Efficient polarizable QM/MM using the direct reaction field Hamiltonian with electrostatic potential fitted multipole operators

TL;DR

This paper introduces an efficient polarizable QM/MM method combining the direct reaction field approach with electrostatic potential fitted multipole operators, improving accuracy and computational efficiency for large systems and excited states.

Contribution

It develops a novel combination of DRF and ESPF multipole operators, enhancing efficiency and accuracy in polarizable QM/MM calculations, especially for large environments and excited states.

Findings

Efficiently models interactions in large QM/MM systems.

Accurately predicts solvatochromic shifts in absorption spectra.

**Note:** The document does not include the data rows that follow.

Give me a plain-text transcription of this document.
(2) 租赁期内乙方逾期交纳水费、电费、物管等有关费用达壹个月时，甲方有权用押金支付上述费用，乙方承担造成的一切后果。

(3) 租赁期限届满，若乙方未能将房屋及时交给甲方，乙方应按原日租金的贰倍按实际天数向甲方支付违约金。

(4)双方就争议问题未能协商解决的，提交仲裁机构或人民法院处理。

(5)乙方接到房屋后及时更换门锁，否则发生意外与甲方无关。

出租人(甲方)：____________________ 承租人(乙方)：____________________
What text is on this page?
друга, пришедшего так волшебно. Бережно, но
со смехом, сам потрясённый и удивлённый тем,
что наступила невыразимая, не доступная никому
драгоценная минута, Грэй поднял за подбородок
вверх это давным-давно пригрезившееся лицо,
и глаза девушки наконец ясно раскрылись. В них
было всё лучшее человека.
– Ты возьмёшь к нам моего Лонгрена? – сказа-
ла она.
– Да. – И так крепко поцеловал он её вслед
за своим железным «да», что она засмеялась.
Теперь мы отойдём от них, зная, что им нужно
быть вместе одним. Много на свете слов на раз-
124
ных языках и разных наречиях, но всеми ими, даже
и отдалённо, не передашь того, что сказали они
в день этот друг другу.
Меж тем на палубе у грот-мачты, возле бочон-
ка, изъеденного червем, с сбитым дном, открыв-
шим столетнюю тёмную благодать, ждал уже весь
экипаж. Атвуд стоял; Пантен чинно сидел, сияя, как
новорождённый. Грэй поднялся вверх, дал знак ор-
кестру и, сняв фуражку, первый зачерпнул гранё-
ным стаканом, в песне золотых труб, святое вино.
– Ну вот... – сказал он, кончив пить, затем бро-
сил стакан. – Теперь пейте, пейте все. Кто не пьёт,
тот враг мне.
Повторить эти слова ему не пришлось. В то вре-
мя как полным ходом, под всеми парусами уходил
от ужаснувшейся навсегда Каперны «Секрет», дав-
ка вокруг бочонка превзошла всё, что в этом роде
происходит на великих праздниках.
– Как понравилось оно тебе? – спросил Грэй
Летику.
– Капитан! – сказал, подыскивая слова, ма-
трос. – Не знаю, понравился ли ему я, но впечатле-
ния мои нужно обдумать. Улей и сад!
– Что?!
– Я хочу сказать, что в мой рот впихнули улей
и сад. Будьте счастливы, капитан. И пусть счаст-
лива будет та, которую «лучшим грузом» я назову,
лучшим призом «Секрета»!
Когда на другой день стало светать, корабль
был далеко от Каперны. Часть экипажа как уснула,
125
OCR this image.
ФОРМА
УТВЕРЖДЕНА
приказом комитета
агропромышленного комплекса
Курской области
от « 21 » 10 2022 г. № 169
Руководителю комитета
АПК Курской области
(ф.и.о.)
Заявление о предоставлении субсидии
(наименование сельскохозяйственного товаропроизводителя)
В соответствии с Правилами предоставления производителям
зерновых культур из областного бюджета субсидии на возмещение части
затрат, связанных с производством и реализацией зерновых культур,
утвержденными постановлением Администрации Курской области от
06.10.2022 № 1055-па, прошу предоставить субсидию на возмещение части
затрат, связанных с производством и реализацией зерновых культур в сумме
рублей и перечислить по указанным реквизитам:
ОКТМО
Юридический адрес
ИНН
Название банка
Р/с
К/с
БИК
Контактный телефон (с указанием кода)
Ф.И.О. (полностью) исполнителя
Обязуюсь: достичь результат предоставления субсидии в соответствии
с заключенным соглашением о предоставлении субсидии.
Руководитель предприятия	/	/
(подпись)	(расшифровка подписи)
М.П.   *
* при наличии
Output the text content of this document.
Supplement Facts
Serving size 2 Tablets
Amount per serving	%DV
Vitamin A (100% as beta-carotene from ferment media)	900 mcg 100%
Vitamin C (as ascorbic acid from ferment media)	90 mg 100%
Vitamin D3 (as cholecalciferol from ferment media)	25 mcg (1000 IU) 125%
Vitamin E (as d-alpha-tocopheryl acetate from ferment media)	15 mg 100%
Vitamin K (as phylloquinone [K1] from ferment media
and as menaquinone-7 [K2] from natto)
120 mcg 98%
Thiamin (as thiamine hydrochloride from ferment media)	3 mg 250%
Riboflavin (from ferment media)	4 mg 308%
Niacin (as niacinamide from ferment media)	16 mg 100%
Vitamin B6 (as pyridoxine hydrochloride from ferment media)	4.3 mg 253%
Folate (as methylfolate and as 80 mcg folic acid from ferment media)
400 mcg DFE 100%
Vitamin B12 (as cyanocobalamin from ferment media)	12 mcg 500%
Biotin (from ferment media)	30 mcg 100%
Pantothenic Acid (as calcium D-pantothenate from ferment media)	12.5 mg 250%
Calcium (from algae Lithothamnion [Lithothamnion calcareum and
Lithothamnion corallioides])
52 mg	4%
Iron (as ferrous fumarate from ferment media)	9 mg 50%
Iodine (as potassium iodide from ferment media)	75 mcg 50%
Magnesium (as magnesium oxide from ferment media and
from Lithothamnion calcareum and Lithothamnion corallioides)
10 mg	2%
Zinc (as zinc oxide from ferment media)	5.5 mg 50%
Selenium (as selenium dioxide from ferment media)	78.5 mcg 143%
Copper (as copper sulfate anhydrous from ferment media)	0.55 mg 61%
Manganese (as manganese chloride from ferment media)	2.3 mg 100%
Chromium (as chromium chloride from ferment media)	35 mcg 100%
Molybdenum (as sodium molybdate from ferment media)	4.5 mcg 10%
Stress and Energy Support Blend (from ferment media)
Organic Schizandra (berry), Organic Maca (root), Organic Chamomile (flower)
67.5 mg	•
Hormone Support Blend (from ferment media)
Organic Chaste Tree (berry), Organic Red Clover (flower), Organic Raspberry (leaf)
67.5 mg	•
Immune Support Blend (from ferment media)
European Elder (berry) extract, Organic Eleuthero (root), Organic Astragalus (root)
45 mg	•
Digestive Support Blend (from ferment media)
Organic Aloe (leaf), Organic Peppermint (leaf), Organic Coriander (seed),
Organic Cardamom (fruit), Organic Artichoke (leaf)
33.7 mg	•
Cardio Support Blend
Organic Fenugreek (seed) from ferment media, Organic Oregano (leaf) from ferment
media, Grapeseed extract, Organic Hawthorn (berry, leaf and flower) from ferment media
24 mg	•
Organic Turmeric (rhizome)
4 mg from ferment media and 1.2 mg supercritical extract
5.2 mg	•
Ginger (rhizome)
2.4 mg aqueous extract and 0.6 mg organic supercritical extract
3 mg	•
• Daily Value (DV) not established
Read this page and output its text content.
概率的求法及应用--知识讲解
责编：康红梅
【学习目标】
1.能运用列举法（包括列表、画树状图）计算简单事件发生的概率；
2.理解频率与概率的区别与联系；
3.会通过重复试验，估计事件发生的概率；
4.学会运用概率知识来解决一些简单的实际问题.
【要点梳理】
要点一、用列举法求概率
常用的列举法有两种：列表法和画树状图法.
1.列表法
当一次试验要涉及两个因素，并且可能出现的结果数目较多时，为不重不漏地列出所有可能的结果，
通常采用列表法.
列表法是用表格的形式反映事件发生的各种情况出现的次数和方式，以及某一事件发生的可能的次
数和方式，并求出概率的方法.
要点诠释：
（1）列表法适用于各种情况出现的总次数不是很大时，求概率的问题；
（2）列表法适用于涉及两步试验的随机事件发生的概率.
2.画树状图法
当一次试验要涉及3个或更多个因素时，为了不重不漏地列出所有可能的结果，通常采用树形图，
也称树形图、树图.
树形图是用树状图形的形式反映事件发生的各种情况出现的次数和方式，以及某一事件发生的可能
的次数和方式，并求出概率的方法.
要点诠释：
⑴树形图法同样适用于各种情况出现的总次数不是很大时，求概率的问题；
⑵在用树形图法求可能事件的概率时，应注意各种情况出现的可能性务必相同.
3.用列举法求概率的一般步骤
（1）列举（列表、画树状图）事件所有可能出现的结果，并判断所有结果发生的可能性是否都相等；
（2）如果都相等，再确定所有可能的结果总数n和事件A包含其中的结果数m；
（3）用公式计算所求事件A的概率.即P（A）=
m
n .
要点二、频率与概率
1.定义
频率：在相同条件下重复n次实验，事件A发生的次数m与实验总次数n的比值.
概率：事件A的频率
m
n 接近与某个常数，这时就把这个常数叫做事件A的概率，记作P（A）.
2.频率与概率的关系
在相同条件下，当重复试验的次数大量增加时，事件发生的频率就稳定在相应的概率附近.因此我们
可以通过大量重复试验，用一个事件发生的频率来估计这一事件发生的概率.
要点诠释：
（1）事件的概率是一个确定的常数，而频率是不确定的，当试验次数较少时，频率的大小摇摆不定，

Eliminates dependence on MM system size in calculations.

Abstract

Electronic polarization and dispersion are decisive actors in determining interaction energies between molecules. These interactions have a particularly profound effect on excitation energies of molecules in complex environments, especially when the excitation involves a significant degree of charge reorganisation. The direct reaction field (DRF) approach, which has seen a recent revival of interest, provides a powerful framework for describing these interactions in quantum mechanics/molecular mechanics (QM/MM) models of systems, where a small subsystem of interest is described using quantum chemical methods and the remainder is treated with a simple MM force field. In this paper we show how the DRF approach can be combined with the electrostatic potential fitted (ESPF) multipole operator description of the QM region charge density, which significantly improves the efficiency of the method, particularly for large MM systems, and for typical calculations effectively eliminates the dependence on MM system size. We also show how the DRF approach can be combined with fluctuating charge descriptions of the polarizable environment, as well as previously used atom-centred dipole-polarizability based models. We further show that the ESPF-DRF method provides an accurate description of molecular interactions in both ground and excited electronic states of the QM system and apply it to predict the gas to aqueous solution solvatochromic shifts in the UV/visible absorption spectrum of acrolein.